I took his suggestion to heart, but I still had one more thing left to do before I felt better. After our next class the following week, I apologized to Victoria. She seemed to be doing fine that day, and she told me it was mainly just a strange coincidence and a total shock to hear about her mother’s body in full detail. Every time I would see her throughout the semester, I would apologize and eventually we got to the point where she was able to joke about the incident with me. I think we were able to get through this whole situation because of the connection we suddenly shared through her mother. I released a personal piece of writing to the public, and it just so happened to have a connection with Victoria. Because of my constant apologies thrown her way, I think she was able to see how truly sorry I was and that I was only trying to better myself as a writer. I felt like things turned out well in the end. However, in the back of my mind, I still wished I had kept my paper tucked away, out of sight, instead of pulling it out just because I ran out of ideas in my journal.

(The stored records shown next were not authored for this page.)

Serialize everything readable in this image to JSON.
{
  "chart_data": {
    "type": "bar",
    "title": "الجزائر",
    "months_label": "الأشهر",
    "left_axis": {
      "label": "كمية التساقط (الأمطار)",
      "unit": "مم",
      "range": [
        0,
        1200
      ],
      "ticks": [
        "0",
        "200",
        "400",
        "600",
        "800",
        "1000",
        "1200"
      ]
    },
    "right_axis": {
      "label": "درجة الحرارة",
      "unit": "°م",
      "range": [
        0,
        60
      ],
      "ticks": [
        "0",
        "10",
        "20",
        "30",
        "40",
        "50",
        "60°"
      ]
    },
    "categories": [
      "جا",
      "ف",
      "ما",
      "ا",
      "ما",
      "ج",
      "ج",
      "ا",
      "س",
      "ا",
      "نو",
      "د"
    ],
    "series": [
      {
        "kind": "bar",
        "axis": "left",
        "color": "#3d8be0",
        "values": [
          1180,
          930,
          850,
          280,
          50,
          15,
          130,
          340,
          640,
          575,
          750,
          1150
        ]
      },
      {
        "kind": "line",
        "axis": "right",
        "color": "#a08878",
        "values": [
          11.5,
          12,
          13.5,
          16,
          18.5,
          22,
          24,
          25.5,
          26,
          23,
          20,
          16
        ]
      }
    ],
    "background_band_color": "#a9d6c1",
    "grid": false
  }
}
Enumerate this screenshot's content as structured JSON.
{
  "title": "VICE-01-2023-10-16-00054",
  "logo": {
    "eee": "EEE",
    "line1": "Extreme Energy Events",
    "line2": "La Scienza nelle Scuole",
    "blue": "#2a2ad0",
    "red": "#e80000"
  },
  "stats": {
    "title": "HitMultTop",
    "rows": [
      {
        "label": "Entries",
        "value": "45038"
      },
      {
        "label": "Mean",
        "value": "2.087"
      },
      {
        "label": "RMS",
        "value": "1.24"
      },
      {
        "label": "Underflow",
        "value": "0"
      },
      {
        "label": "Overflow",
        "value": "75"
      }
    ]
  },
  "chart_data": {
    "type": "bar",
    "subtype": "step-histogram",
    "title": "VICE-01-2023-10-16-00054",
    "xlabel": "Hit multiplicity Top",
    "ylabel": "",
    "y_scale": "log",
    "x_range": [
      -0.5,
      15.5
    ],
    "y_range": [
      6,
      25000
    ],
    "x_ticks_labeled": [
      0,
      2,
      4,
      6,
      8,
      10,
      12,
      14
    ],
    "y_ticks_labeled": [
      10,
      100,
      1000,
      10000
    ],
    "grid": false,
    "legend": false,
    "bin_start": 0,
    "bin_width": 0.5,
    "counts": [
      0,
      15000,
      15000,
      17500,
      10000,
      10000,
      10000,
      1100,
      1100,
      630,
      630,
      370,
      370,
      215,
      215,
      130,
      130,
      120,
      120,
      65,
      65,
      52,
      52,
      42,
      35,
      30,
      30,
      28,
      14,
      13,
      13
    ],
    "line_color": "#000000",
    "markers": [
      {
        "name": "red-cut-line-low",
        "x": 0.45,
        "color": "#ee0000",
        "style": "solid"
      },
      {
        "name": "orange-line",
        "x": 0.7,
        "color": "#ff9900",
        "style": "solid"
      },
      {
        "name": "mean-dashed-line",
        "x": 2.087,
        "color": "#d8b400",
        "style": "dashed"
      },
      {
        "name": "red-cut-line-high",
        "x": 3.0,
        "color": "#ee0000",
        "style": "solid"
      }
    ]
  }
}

Going back to that day in class, I realized that my speechless moment was very much like the moment in the movie. I now knew how Shelly felt when he wanted to speak but couldn’t. How just one single word was suddenly the hardest task in the world. It took me awhile to get back into reading and writing. I desperately tried to make the stories for my workshop as unrelated to real life as possible. As a result, they didn’t turn out so great because I was trying to write about things I didn’t care for or couldn’t relate to. I didn’t understand it for a long time because I was scared to write about anything related to my life, or other people’s lives, but one day it hit me like a baseball bat to the head. The incident with my journal entry and Victoria was the best lesson I learned about writing.


The “moment of truth” is a cliché phrase for a reason. In Glengarry Glen Ross, Shelly is a chatty salesman that never shuts up. However, when the moment of truth comes, he can’t say a single word and expose what he’s done wrong. My moment of truth was just as devastating. There I was on my high horse thinking I discovered the secret to writing, and suddenly the horse bucked me off and told me I was dead wrong. Just because it was true didn’t make it the perfect piece of writing that everyone should read. There are moments with my friend where I call him out when his lies get too frequent, and then he struggles to own up to them—sometimes he strays too far from the truth.


I guess what I’m getting at with this whole truth thing is that when it comes to storytelling, there is no right or wrong way to tell a story, but there should be some kind of balance. A complete and total true story is good and all but there’s often something missing. Drama. Everyone wants their stories to seem real and honest, but sometimes it’s too much to take in, and unfair to the real people involved, or in my case, harmful to the people involved. That’s why the other element of storytelling is so crucial. It’s always good to have some of that salesman’s charm and pizzazz in a story, even if it’s not true. After all people tend to forget facts, but they always remember what entertains them.


Since my realization, my stories have changed. I don’t get caught up on trying to tell the truth in my stories, and I don’t make my stories so farfetched that they aren’t relatable. Nowadays, every story I’ve written has a little bit of both elements, every single one, regardless of what genre it is. Who cares if a story isn’t completely true? If the memory isn’t perfectly clear in your head, why not make it better? Even if parts are made up, are our thoughts and ideas not real? If something I’ve thought about changes me as a person, then didn’t that thought have a real effect on me? And can’t that same thought have a real effect on you as well?


So when I think back on the story my friend told me, part of me wishes I could decipher which parts were fact and which were fiction. But then there’s an even stronger part of me that doesn’t want that at all. This part of me doesn’t care about that. This part just wants to hear a real story.